Artur Małek i Adam Bielecki ruszyli przodem, z tyłu zostali Tomasz Kowalski i Maciej Berbeka. Coś było nie tak: przejście w dół przełęczy zajęło im siedem godzin, a normalnie powinno trwać godzinę. Okazało się, że Kowalski miał problemy z oddychaniem i ogólnym osłabieniem. Były to typowe objawy choroby wysokościowej. Miał zażyć leki. Podczas ostatniego kontaktu było słychać, że jest wycieńczony. Później kontakt z Tomkiem urwał się raz na zawsze.

Berbeka i Kowalski nigdy nie dotarli do obozu czwartego.
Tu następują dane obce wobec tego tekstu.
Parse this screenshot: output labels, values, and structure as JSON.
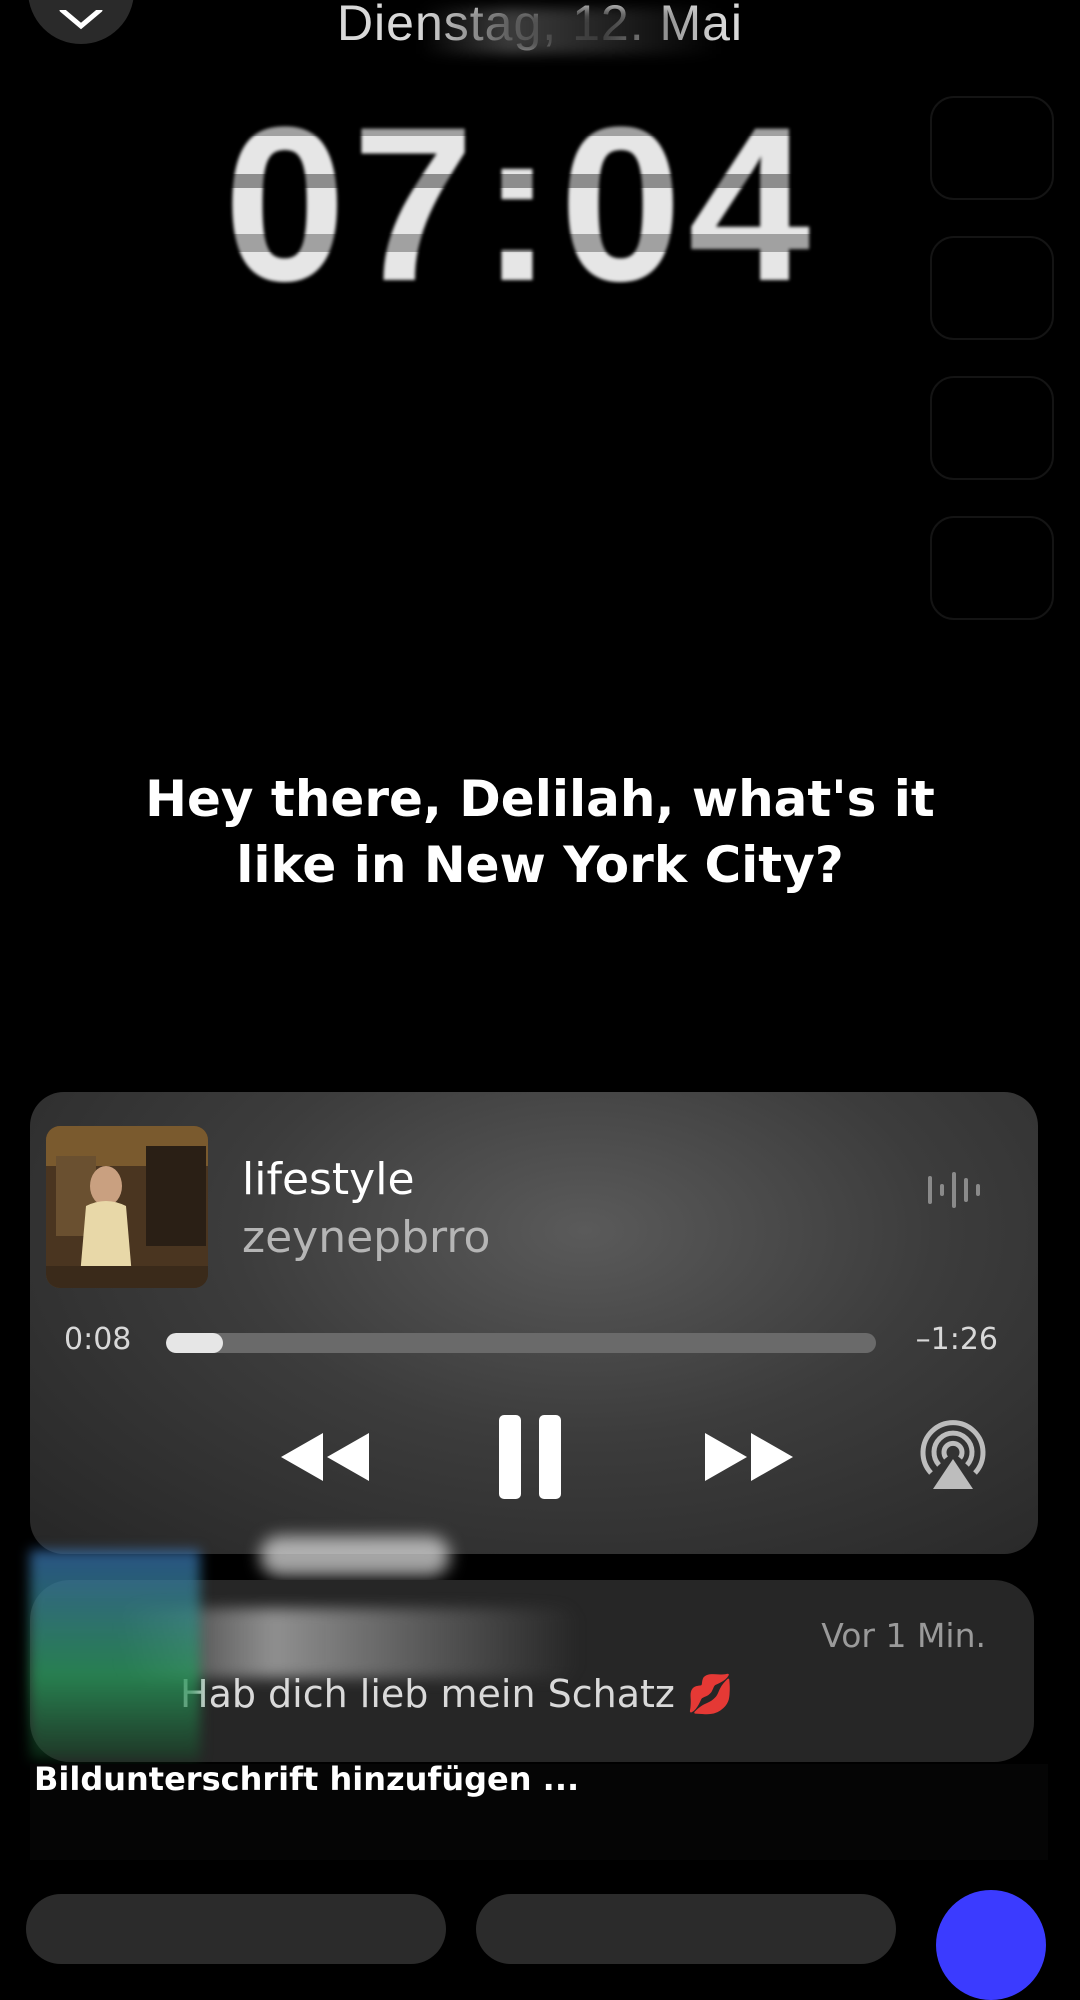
{
  "lock_screen": {
    "date": "Dienstag, 12. Mai",
    "time": "07:04"
  },
  "lyrics": {
    "text": "Hey there, Delilah, what's it like in New York City?"
  },
  "player": {
    "title": "lifestyle",
    "artist": "zeynepbrro",
    "elapsed": "0:08",
    "remaining": "–1:26",
    "progress_fraction": 0.08,
    "icons": [
      "waveform-icon",
      "rewind-icon",
      "pause-icon",
      "fast-forward-icon",
      "airplay-icon"
    ]
  },
  "notification": {
    "time": "Vor 1 Min.",
    "message": "Hab dich lieb mein Schatz 💋"
  },
  "caption": {
    "placeholder": "Bildunterschrift hinzufügen ..."
  },
  "colors": {
    "accent": "#3b3bff",
    "player_bg": "#3c3c3c",
    "notification_bg": "#262626"
  }
}
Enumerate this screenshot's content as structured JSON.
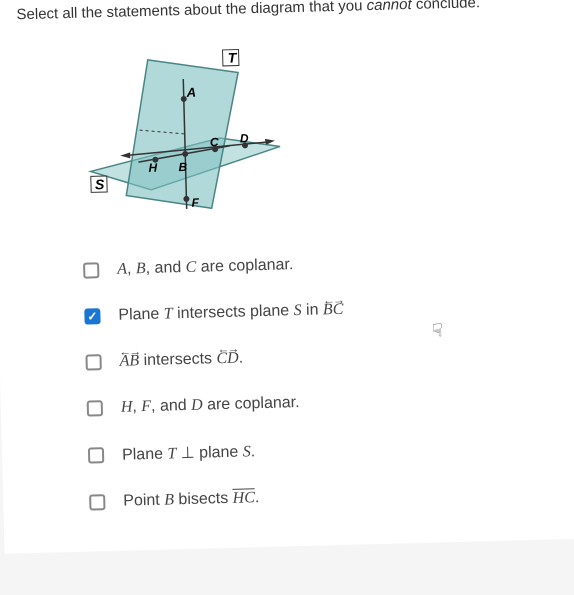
{
  "question": {
    "prefix": "Select all the statements about the diagram that you ",
    "emphasis": "cannot",
    "suffix": " conclude."
  },
  "diagram": {
    "labels": {
      "T": "T",
      "A": "A",
      "S": "S",
      "H": "H",
      "B": "B",
      "C": "C",
      "D": "D",
      "F": "F"
    }
  },
  "options": [
    {
      "checked": false,
      "parts": [
        "A",
        ", ",
        "B",
        ", and ",
        "C",
        " are coplanar."
      ]
    },
    {
      "checked": true,
      "parts": [
        "Plane ",
        "T",
        " intersects plane ",
        "S",
        " in "
      ],
      "line": "BC"
    },
    {
      "checked": false,
      "line1": "AB",
      "middle": " intersects ",
      "line2": "CD",
      "suffix": "."
    },
    {
      "checked": false,
      "parts": [
        "H",
        ", ",
        "F",
        ", and ",
        "D",
        " are coplanar."
      ]
    },
    {
      "checked": false,
      "parts": [
        "Plane ",
        "T",
        " ⊥ plane ",
        "S",
        "."
      ]
    },
    {
      "checked": false,
      "parts": [
        "Point ",
        "B",
        " bisects "
      ],
      "segment": "HC",
      "suffix": "."
    }
  ]
}
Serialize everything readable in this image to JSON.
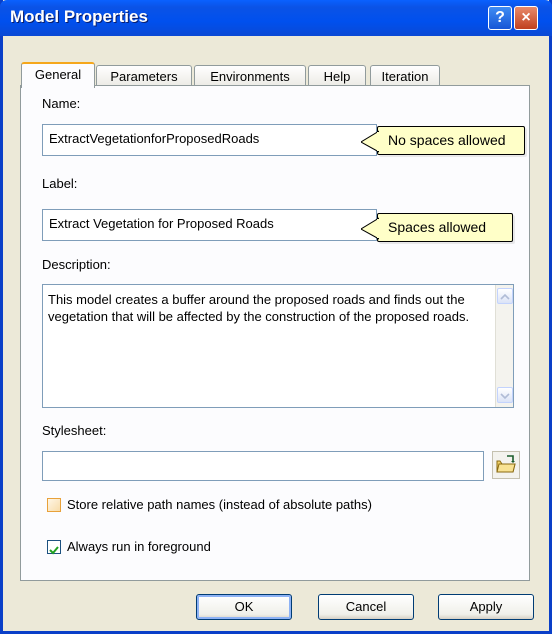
{
  "window": {
    "title": "Model Properties",
    "help_label": "?",
    "close_label": "×"
  },
  "tabs": [
    {
      "label": "General"
    },
    {
      "label": "Parameters"
    },
    {
      "label": "Environments"
    },
    {
      "label": "Help"
    },
    {
      "label": "Iteration"
    }
  ],
  "general": {
    "name_label": "Name:",
    "name_value": "ExtractVegetationforProposedRoads",
    "name_callout": "No spaces allowed",
    "label_label": "Label:",
    "label_value": "Extract Vegetation for Proposed Roads",
    "label_callout": "Spaces allowed",
    "description_label": "Description:",
    "description_value": "This model creates a buffer around the proposed roads and finds out the vegetation that will be affected by the construction of the proposed roads.",
    "stylesheet_label": "Stylesheet:",
    "stylesheet_value": "",
    "relative_paths_label": "Store relative path names (instead of absolute paths)",
    "relative_paths_checked": false,
    "foreground_label": "Always run in foreground",
    "foreground_checked": true
  },
  "buttons": {
    "ok": "OK",
    "cancel": "Cancel",
    "apply": "Apply"
  },
  "colors": {
    "titlebar": "#0050ee",
    "callout_bg": "#ffffc8",
    "dialog_bg": "#ece9d8"
  }
}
Stwierdzono jednoznacznie, że nie ma szans na odnalezienie ich żywych. Dzień później wspinaczy uznano za zmarłych i zakończono wyprawę.

Dwa lata później ówczesny prezydent Polski Bronisław Komorowski odznaczył pośmiertnie Tomasza Kowalskiego Złotych Krzyżem Zasługi „za zasługi dla rozwoju sportów wysokogórskich, za promowanie imienia Polski w świecie”. Nazwisko wspinacza z Dąbrowy Górniczej widnieje na Pomniku Alpinistów w Katowicach.
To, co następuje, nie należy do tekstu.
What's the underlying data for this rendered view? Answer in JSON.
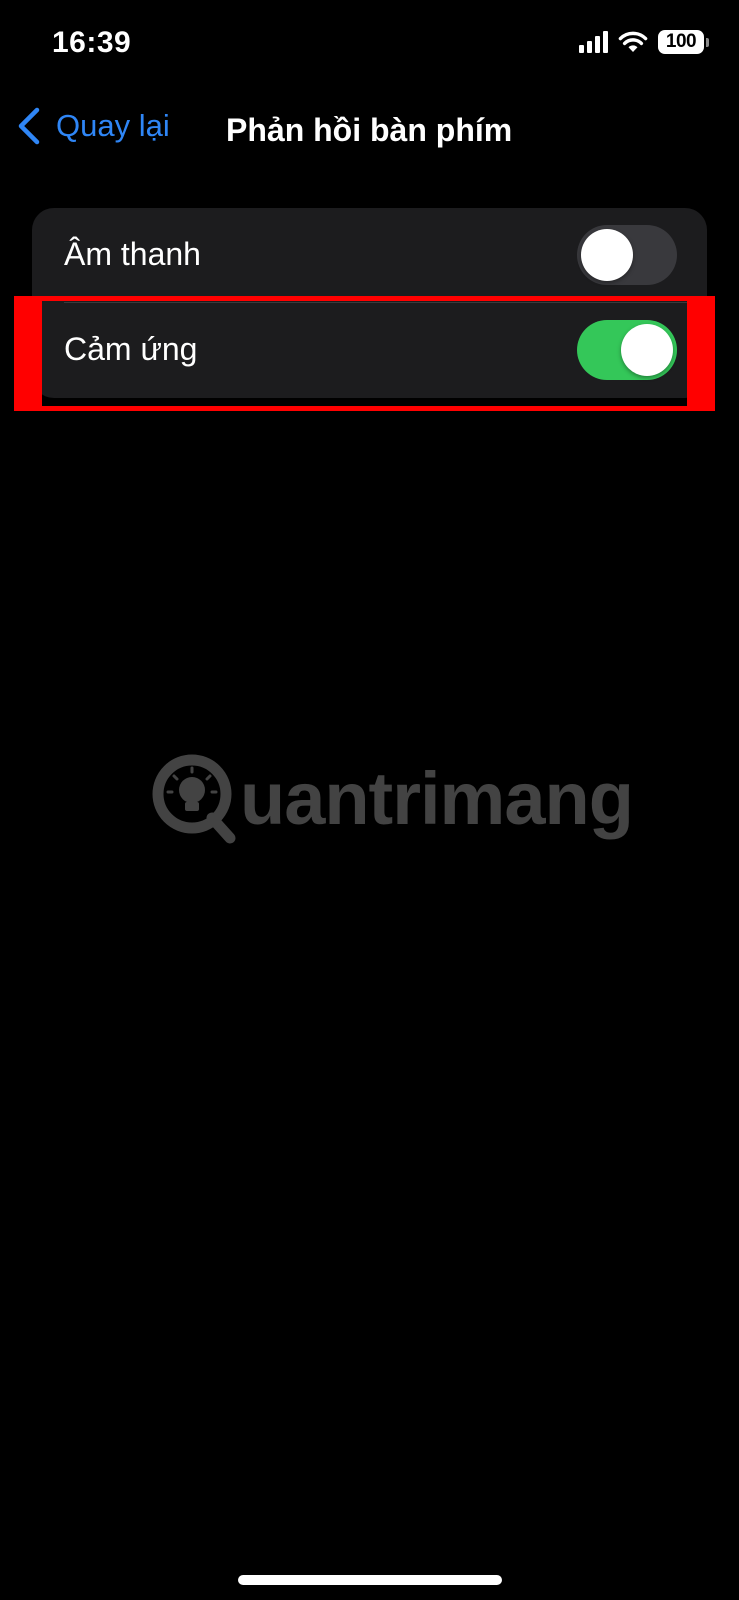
{
  "status_bar": {
    "time": "16:39",
    "battery_level": "100",
    "icons": [
      "cellular-signal-icon",
      "wifi-icon",
      "battery-icon"
    ]
  },
  "nav": {
    "back_label": "Quay lại",
    "title": "Phản hồi bàn phím",
    "back_icon": "chevron-left-icon"
  },
  "settings": {
    "rows": [
      {
        "label": "Âm thanh",
        "enabled": false
      },
      {
        "label": "Cảm ứng",
        "enabled": true
      }
    ]
  },
  "watermark": {
    "text": "uantrimang"
  },
  "colors": {
    "accent_blue": "#2f86f6",
    "toggle_on": "#34c759",
    "toggle_off": "#39393d",
    "group_background": "#1c1c1e",
    "highlight": "#ff0000"
  }
}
Bieg Tomka w Dąbrowie Górniczej

W tym roku mija okrągłe 10 lat od tragedii, która rozegrała się pod szczytem Broad Peak. Z tej okazji rodzina Tomka zaprasza wszystkich chętnych do udziału w Biegu Tomka. Inicjatywę zaplanowano na 7 kwietnia i to wcale nie bez powodu:

- To dzień urodzin Tomka, z tej okazji przebiegnijmy, przejdźmy, przejedźmy rowerem /hulajnogą/rolkami/deskorolką/ wózkiem… ale wspólnie krótką trasę wokół Pogorii III – mówi Alicja Kowalska, mama Tomka.

Udział w imprezie jest bezpłatny. Organizatorzy nie zapewniają pomiaru czasu. Po biegu odbędzie się półgodzinny seans filmowy o Tomku.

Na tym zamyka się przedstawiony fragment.